The result was “Dreambirds: The Strange History of the Ostrich in Fashion, Food and Fortune.” Published in 2000, the critically lauded book explored the history of ostrich farming in Oudtshoorn, a small town close to Nixon’s hometown of Port Elizabeth. The “feather trade” there boomed briefly before World War I, and quickly busted. But remnants of the industry remained and memories of ostriches were a powerful part of his childhood, he says.

The book is also a memoir that deals with Nixon’s relationship with his family, his own migration to the United States and identity as a South African. That it is centered on ostriches doesn’t seem as odd after Nixon describes the Arab fable detailing the bird’s supposed origins.

When Allah summoned creatures to be named and categorized, the ostrich decided that it was not a bird, since it could not fly, yet also not a beast, since it had two legs rather than four. When Allah noticed the ostrich’s aloofness he decreed: “You have cut yourself off from all your fellow creatures. You have chosen to be different and to be alone. So you shall live as you have chosen.”

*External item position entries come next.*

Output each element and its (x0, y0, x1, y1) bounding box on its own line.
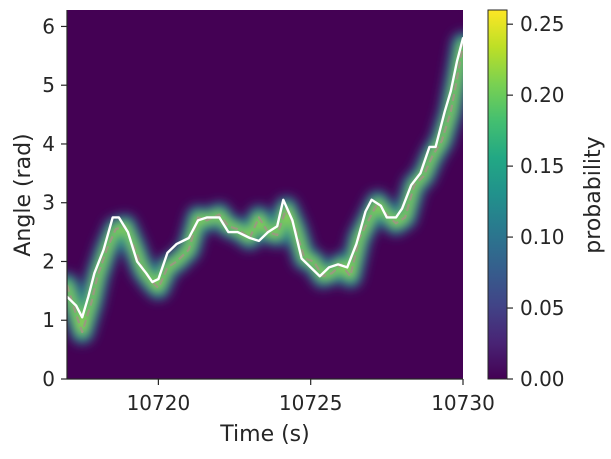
colorbar-tick-label: 0.00 (520, 367, 565, 391)
x-axis: 10720 10725 10730 (67, 378, 495, 415)
colorbar-tick-label: 0.20 (520, 83, 565, 107)
plot-background (67, 10, 463, 379)
x-tick-label: 10720 (127, 391, 191, 415)
y-tick-label: 4 (42, 132, 55, 156)
actual-position-line (67, 37, 463, 319)
y-tick-label: 5 (42, 73, 55, 97)
colorbar-tick-label: 0.15 (520, 154, 565, 178)
x-tick-label: 10730 (431, 391, 495, 415)
y-axis: 0 1 2 3 4 5 6 (42, 10, 68, 391)
x-tick-label: 10725 (279, 391, 343, 415)
x-axis-label: Time (s) (219, 422, 309, 447)
series-layer (67, 37, 463, 334)
y-tick-label: 1 (42, 308, 55, 332)
colorbar-tick-label: 0.25 (520, 12, 565, 36)
y-tick-label: 3 (42, 191, 55, 215)
y-tick-label: 0 (42, 367, 55, 391)
colorbar-ticks: 0.00 0.05 0.10 0.15 0.20 0.25 (487, 9, 565, 391)
y-tick-label: 6 (42, 14, 55, 38)
colorbar-tick-label: 0.10 (520, 225, 565, 249)
colorbar-frame (487, 9, 508, 380)
colorbar-tick-label: 0.05 (520, 296, 565, 320)
y-axis-label: Angle (rad) (11, 133, 36, 256)
y-tick-label: 2 (42, 249, 55, 273)
colorbar (488, 10, 507, 379)
colorbar-label: probability (581, 136, 606, 253)
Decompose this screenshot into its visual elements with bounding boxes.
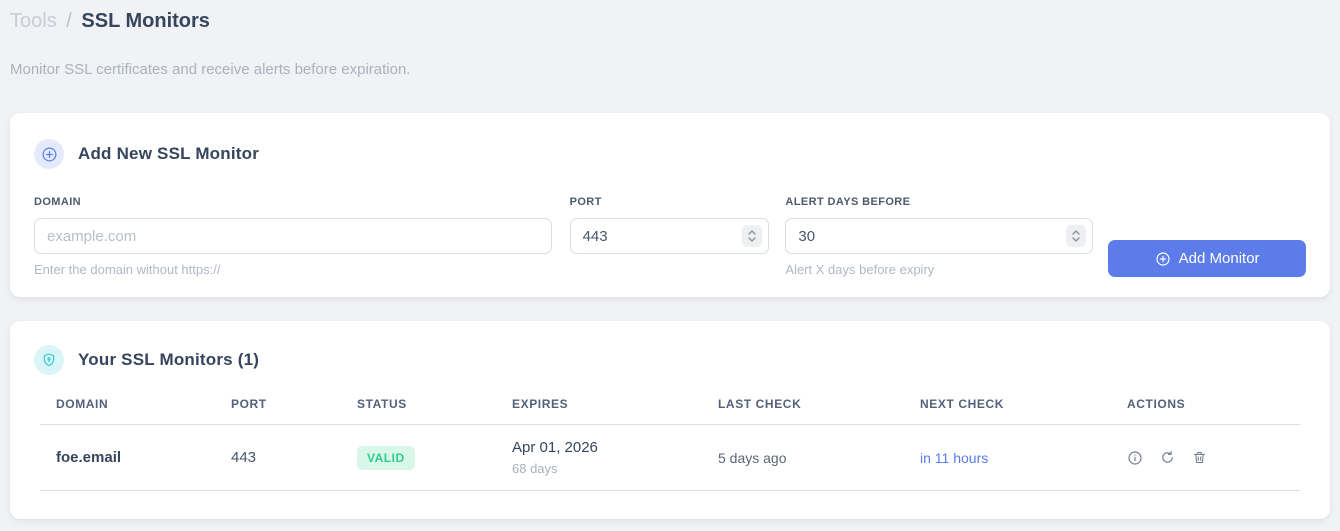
domain-label: DOMAIN: [34, 196, 82, 208]
alert-days-input[interactable]: [785, 218, 1094, 254]
delete-button[interactable]: [1192, 450, 1207, 465]
trash-icon: [1193, 451, 1206, 464]
refresh-icon: [1162, 451, 1173, 463]
plus-circle-icon: [1156, 251, 1170, 266]
monitor-expires-date: Apr 01, 2026: [512, 439, 598, 456]
status-badge: VALID: [357, 445, 415, 470]
monitors-table: DOMAIN PORT STATUS EXPIRES LAST CHECK NE…: [40, 391, 1300, 491]
info-icon: [1128, 450, 1142, 465]
header-status: STATUS: [341, 391, 496, 425]
add-monitor-button-label: Add Monitor: [1178, 250, 1260, 267]
page-title: SSL Monitors: [81, 10, 210, 32]
port-label: PORT: [569, 196, 602, 208]
header-domain: DOMAIN: [40, 391, 215, 425]
shield-lock-icon: [34, 345, 64, 375]
alert-days-stepper[interactable]: [1066, 225, 1087, 247]
breadcrumb-separator: /: [66, 10, 72, 32]
header-actions: ACTIONS: [1111, 391, 1300, 425]
header-expires: EXPIRES: [496, 391, 702, 425]
domain-help-text: Enter the domain without https://: [34, 262, 221, 277]
domain-input[interactable]: [34, 218, 552, 254]
page-subtitle: Monitor SSL certificates and receive ale…: [10, 61, 411, 78]
port-field-group: PORT: [569, 195, 770, 254]
add-monitor-title: Add New SSL Monitor: [78, 144, 260, 163]
domain-field-group: DOMAIN Enter the domain without https://: [34, 195, 552, 277]
alert-days-field-group: ALERT DAYS BEFORE Alert X days before ex…: [785, 195, 1094, 277]
table-row: foe.email 443 VALID Apr 01, 2026 68 days…: [40, 424, 1300, 491]
add-monitor-button[interactable]: Add Monitor: [1108, 240, 1307, 277]
port-input[interactable]: [569, 218, 770, 254]
alert-days-label: ALERT DAYS BEFORE: [785, 196, 911, 208]
add-monitor-form: DOMAIN Enter the domain without https://…: [34, 195, 1307, 277]
breadcrumb-tools[interactable]: Tools: [10, 10, 57, 32]
port-stepper[interactable]: [742, 225, 763, 247]
monitors-title: Your SSL Monitors (1): [78, 350, 260, 369]
ssl-monitors-page: Tools / SSL Monitors Monitor SSL certifi…: [10, 8, 1330, 519]
monitor-domain: foe.email: [40, 424, 215, 491]
monitors-card: Your SSL Monitors (1) DOMAIN PORT STATUS…: [10, 321, 1330, 519]
add-monitor-header: Add New SSL Monitor: [34, 139, 1306, 169]
monitor-next-check: in 11 hours: [904, 424, 1111, 491]
breadcrumb: Tools / SSL Monitors: [10, 8, 1330, 34]
table-header-row: DOMAIN PORT STATUS EXPIRES LAST CHECK NE…: [40, 391, 1300, 425]
row-actions: [1127, 450, 1300, 466]
alert-days-help-text: Alert X days before expiry: [785, 262, 935, 277]
monitor-last-check: 5 days ago: [702, 424, 904, 491]
monitors-header: Your SSL Monitors (1): [34, 345, 1306, 375]
info-button[interactable]: [1127, 450, 1143, 466]
refresh-button[interactable]: [1160, 450, 1175, 465]
plus-circle-icon: [34, 139, 64, 169]
monitor-expires-days: 68 days: [512, 461, 558, 476]
header-port: PORT: [215, 391, 341, 425]
add-monitor-card: Add New SSL Monitor DOMAIN Enter the dom…: [10, 113, 1330, 297]
header-next-check: NEXT CHECK: [904, 391, 1111, 425]
monitor-port: 443: [215, 424, 341, 491]
header-last-check: LAST CHECK: [702, 391, 904, 425]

Though Nixon still describes himself as a “gregarious recluse,” he says his years of migration are at an end. He and his partner (and fellow UW–Madison English professor) Anne McClintock recently “anchored” here by buying a home not far from campus. After spending years in cosmopolitan cities, he says Madison provides easier access to nature, where he does his best writing.

While taking the fall semester off from teaching, Nixon plans to work on two projects. One is a study of post-colonial literature from across the world, viewed through the prism of environmentalism.

The other project, tentatively titled “An Autobiography of Touch,” stages a personal exploration of masculinity through a series of scenes involving hands and skin.

“A lot has been written about men, and sex and violence,” Nixon says, “much less about men’s experience of the traumatic and restorative power of touch.”

Draine, of the English Department, says Nixon’s colleagues won’t be surprised whatever his next direction.

“We are hardly startled when he publishes a book on ostriches and identity, and we try not to wince when he says his new book will be about “my body,'” she says. “Meanwhile, perusing the Sunday New York Times, we find him in the travel section revealing his adventures in exploring Wisconsin villages and trails. Rob addresses all these topics with sharp insight and elegant style.”